John Key has this vein that runs along his forehead and every time someone talks about Capital Gains Tax it bulges. For some strange reason he is opposed to everyone paying their fair share, and it puzzles me. Virtually every other developed nation has a form of Capital Gains Tax, the name might vary and the amount people pay might fluctuate but as a tax it is fair and equitable.
So why is Mr Key so opposed to it and why is the National/ACT government currently jumping up and down, spreading myth and rumour saying it will be the end of the world? Well it is simple it is their rich friends that will be affected and not the average man/woman on the street.
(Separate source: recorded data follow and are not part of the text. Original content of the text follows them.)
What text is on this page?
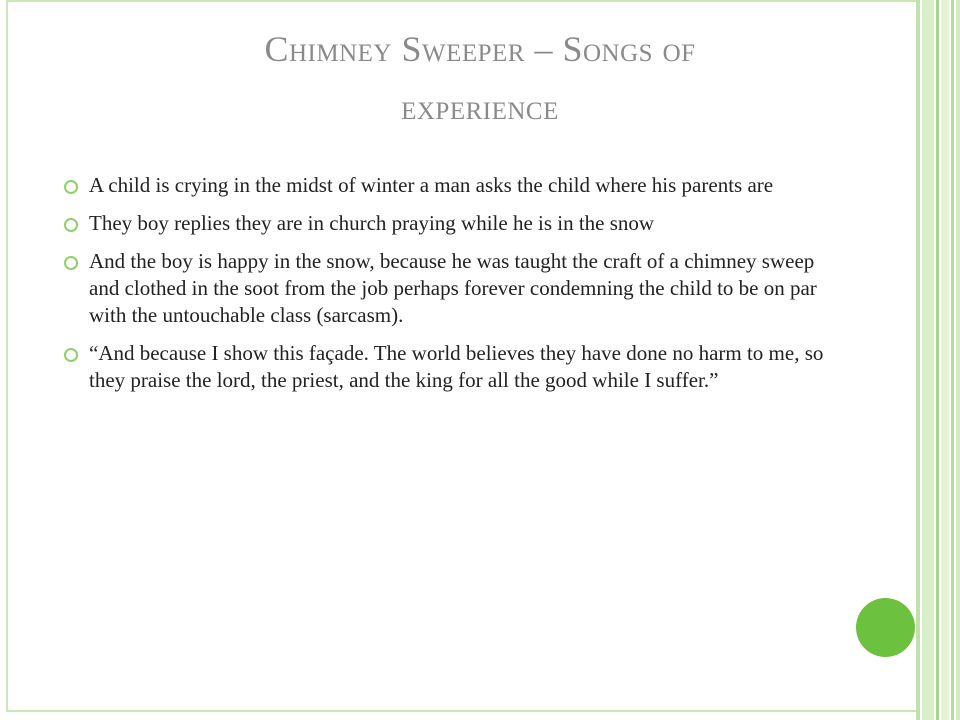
Chimney Sweeper – Songs of
experience
A child is crying in the midst of winter a man asks the child where his parents are
They boy replies they are in church praying while he is in the snow
And the boy is happy in the snow, because he was taught the craft of a chimney sweep and clothed in the soot from the job perhaps forever condemning the child to be on par with the untouchable class (sarcasm).
“And because I show this façade. The world believes they have done no harm to me, so they praise the lord, the priest, and the king for all the good while I suffer.”
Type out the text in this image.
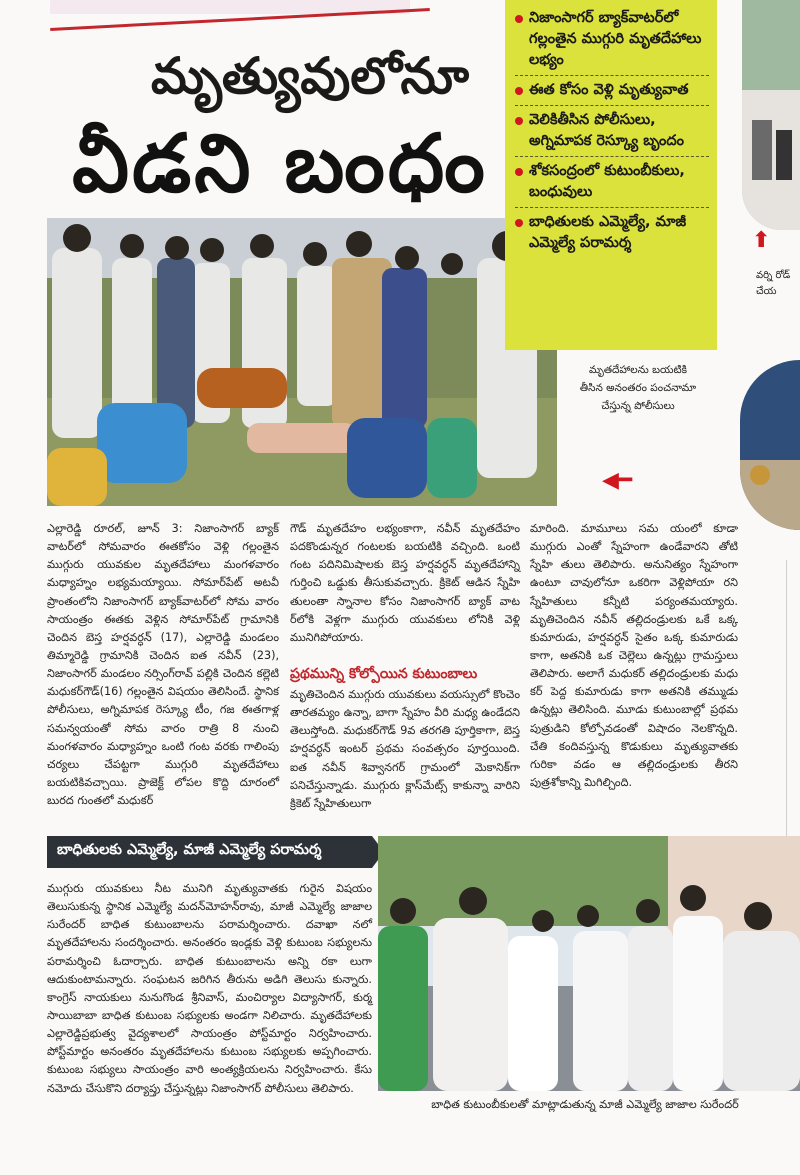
మృత్యువులోనూ
వీడని బంధం
నిజాంసాగర్ బ్యాక్‌వాటర్‌లో గల్లంతైన ముగ్గురి మృతదేహాలు లభ్యం
ఈత కోసం వెళ్లి మృత్యువాత
వెలికితీసిన పోలీసులు, అగ్నిమాపక రెస్క్యూ బృందం
శోకసంద్రంలో కుటుంబీకులు, బంధువులు
బాధితులకు ఎమ్మెల్యే, మాజీ ఎమ్మెల్యే పరామర్శ	⬆
వర్ని రోడ్ చేయ
మృతదేహాలను బయటికి తీసిన అనంతరం పంచనామా చేస్తున్న పోలీసులు
◀━
ఎల్లారెడ్డి రూరల్, జూన్ 3: నిజాంసాగర్ బ్యాక్ వాటర్‌లో సోమవారం ఈతకోసం వెళ్లి గల్లంతైన ముగ్గురు యువకుల మృతదేహాలు మంగళవారం మధ్యాహ్నం లభ్యమయ్యాయి. సోమార్‌పేట్ అటవీ ప్రాంతంలోని నిజాంసాగర్ బ్యాక్‌వాటర్‌లో సోమ వారం సాయంత్రం ఈతకు వెళ్లిన సోమార్‌పేట్ గ్రామానికి చెందిన బెస్త హర్షవర్ధన్ (17), ఎల్లారెడ్డి మండలం తిమ్మారెడ్డి గ్రామానికి చెందిన ఐత నవీన్ (23), నిజాంసాగర్ మండలం నర్సింగ్‌రావ్ పల్లికి చెందిన కల్లెటి మధుకర్‌గౌడ్(16) గల్లంతైన విషయం తెలిసిందే. స్థానిక పోలీసులు, అగ్నిమాపక రెస్క్యూ టీం, గజ ఈతగాళ్ల సమన్వయంతో సోమ వారం రాత్రి 8 నుంచి మంగళవారం మధ్యాహ్నం ఒంటి గంట వరకు గాలింపు చర్యలు చేపట్టగా ముగ్గురి మృతదేహాలు బయటికివచ్చాయి. ప్రాజెక్ట్ లోపల కొద్ది దూరంలో బురద గుంతలో మధుకర్
గౌడ్ మృతదేహం లభ్యంకాగా, నవీన్ మృతదేహం పదకొండున్నర గంటలకు బయటికి వచ్చింది. ఒంటి గంట పదినిమిషాలకు బెస్త హర్షవర్ధన్ మృతదేహాన్ని గుర్తించి ఒడ్డుకు తీసుకువచ్చారు. క్రికెట్ ఆడిన స్నేహి తులంతా స్నానాల కోసం నిజాంసాగర్ బ్యాక్ వాట ర్‌లోకి వెళ్లగా ముగ్గురు యువకులు లోనికి వెళ్లి మునిగిపోయారు.
ప్రథమున్ని కోల్పోయిన కుటుంబాలు
మృతిచెందిన ముగ్గురు యువకులు వయస్సులో కొంచెం తారతమ్యం ఉన్నా, బాగా స్నేహం వీరి మధ్య ఉండేదని తెలుస్తోంది. మధుకర్‌గౌడ్ 9వ తరగతి పూర్తికాగా, బెస్త హర్షవర్ధన్ ఇంటర్ ప్రథమ సంవత్సరం పూర్తయింది. ఐత నవీన్ శివ్వానగర్ గ్రామంలో మెకానిక్‌గా పనిచేస్తున్నాడు. ముగ్గురు క్లాస్‌మేట్స్ కాకున్నా వారిని క్రికెట్ స్నేహితులుగా
మారింది. మామూలు సమ యంలో కూడా ముగ్గురు ఎంతో స్నేహంగా ఉండేవారని తోటి స్నేహి తులు తెలిపారు. అనునిత్యం స్నేహంగా ఉంటూ చావులోనూ ఒకరిగా వెళ్లిపోయా రని స్నేహితులు కన్నీటి పర్యంతమయ్యారు. మృతిచెందిన నవీన్ తల్లిదండ్రులకు ఒకే ఒక్క కుమారుడు, హర్షవర్ధన్ సైతం ఒక్క కుమారుడు కాగా, అతనికి ఒక చెల్లెలు ఉన్నట్లు గ్రామస్తులు తెలిపారు. అలాగే మధుకర్ తల్లిదండ్రులకు మధు కర్ పెద్ద కుమారుడు కాగా అతనికి తమ్ముడు ఉన్నట్లు తెలిసింది. మూడు కుటుంబాల్లో ప్రథమ పుత్రుడిని కోల్పోవడంతో విషాదం నెలకొన్నది. చేతి కందివస్తున్న కొడుకులు మృత్యువాతకు గురికా వడం ఆ తల్లిదండ్రులకు తీరని పుత్రశోకాన్ని మిగిల్చింది.
బాధితులకు ఎమ్మెల్యే, మాజీ ఎమ్మెల్యే పరామర్శ
ముగ్గురు యువకులు నీట మునిగి మృత్యువాతకు గురైన విషయం తెలుసుకున్న స్థానిక ఎమ్మెల్యే మదన్‌మోహన్‌రావు, మాజీ ఎమ్మెల్యే జాజాల సురేందర్ బాధిత కుటుంబాలను పరామర్శించారు. దవాఖా నలో మృతదేహాలను సందర్శించారు. అనంతరం ఇండ్లకు వెళ్లి కుటుంబ సభ్యులను పరామర్శించి ఓదార్చారు. బాధిత కుటుంబాలను అన్ని రకా లుగా ఆదుకుంటామన్నారు. సంఘటన జరిగిన తీరును అడిగి తెలుసు కున్నారు. కాంగ్రెస్ నాయకులు నునుగొండ శ్రీనివాస్, మంచిర్యాల విద్యాసాగర్, కుర్మ సాయిబాబా బాధిత కుటుంబ సభ్యులకు అండగా నిలిచారు. మృతదేహాలకు ఎల్లారెడ్డిప్రభుత్వ వైద్యశాలలో సాయంత్రం పోస్ట్‌మార్టం నిర్వహించారు. పోస్ట్‌మార్టం అనంతరం మృతదేహాలను కుటుంబ సభ్యులకు అప్పగించారు. కుటుంబ సభ్యులు సాయంత్రం వారి అంత్యక్రియలను నిర్వహించారు. కేసు నమోదు చేసుకొని దర్యాప్తు చేస్తున్నట్లు నిజాంసాగర్ పోలీసులు తెలిపారు.
బాధిత కుటుంబీకులతో మాట్లాడుతున్న మాజీ ఎమ్మెల్యే జాజాల సురేందర్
Respected economist Gareth Morgan has acknowledged that a capital gains tax makes sense. As Morgan states: “Our redistribution regime is broken, it cannot be rectified with still more patches to a rotten core. We have a chronic misallocation of capital. Investment in capital here has very little to do with the taxable income generated, in some cases it is inversely proportional, people with the greatest means to pay tax are commonly asset-rich and deliberately income-poor. The time for a tax on capital is overdue.”
The first thing is that it is a matter of fairness. If I go out and work hard all year for the average fulltime wage, I get $48,000 a year gross and pay $8,400 tax. If I have a business and it makes $48,000 profit in a year, it pays $13,400 tax. If my only income is interest and dividends and I get $48,000 a year I pay $7,400. If I have some investment properties and their capital value appreciates by $48,000 in a year and I sell up, I pay no tax.
Now lets not forget that it is tax on the capital gain that you pay the tax on, not the full sale price of the property. Let’s look at a possible scenario. You buy a property for $200,000 you then do it up which costs you $20,000 you then sell it for $300,000. So to work out the capital gain you need to look at the investment of $220,000 and the $80,000 you make when you sell it. So it will be 15% of the $80,000 that is taxed. So $12,000 paid in tax and you make $68,000 after tax on your original investment.
Now lets compare it to someone who is a wage or salary earner on $80,000. That person would have paid just under $20,000 in tax or 20% of their income. So even with a Capital Gains Tax the property investor would still be better off than the wage earner paying PAYE by $8,000.
The absence of a Capital Gains Tax has created huge distortions in our economy. These distortions are hugely damaging to our economy. Because we have taxed income but not capital, investors are massively motivated to put their money into assets they hope will grow in value rather than those that produce income. Hence we have seen massive growth in unproductive property investment, which has made owning your own home unaffordable for a large number of young people starting out.
Just as important though is the negative impact that not having a capital gains tax has on the productive economy. Dairy farming is a good example. Most farmers take on massive debt to purchase land. Farmers work extremely hard, take minimal income out of the business and try and pay off the debt as quickly as possible. At the end many hope for the big tax-free payoff when they sell up.
Financial commentator Rod Oram states that the result of this has been that the dairy sector has quadrupled its debt to $43 billion in the decade before the current recession. This led to skyrocketing land prices that were uneconomic when compared with competing farms overseas. Good US pastoral land for example is one-quarter of the price here. This growth in New Zealand pastoral land prices added little to industry performance.
Essentially a number of farmers now farm for capital gains. The result is that ownership patterns are changing with young farmers gradually being priced out of the market with a growing number of farms now being foreign owned.
Capital Gains Tax is a great way of levelling the playing field. It gets the people at the top to pay their fair share. Labour is advancing a tax policy that most economists, the Reserve Bank, and the Government’s own Tax Working Group endorse. It is not novel New Zealand will just be coming into line with the rest of the world. Very few countries don't have Capital Gains Tax and most of them are tax havens such as, Belize, Cayman Islands and Isle of Man.
At 15% New Zealand will remain competitive against most other countries, over a period of time it will realise a regular income of a couple of billion dollars a year and this can be invested back into public services, removing GST from fruit and vegetables and finally developing a tax system that is fairer and will provide an income stream for the government that will enable it to significantly reduce foreign debt without selling our income generating assets.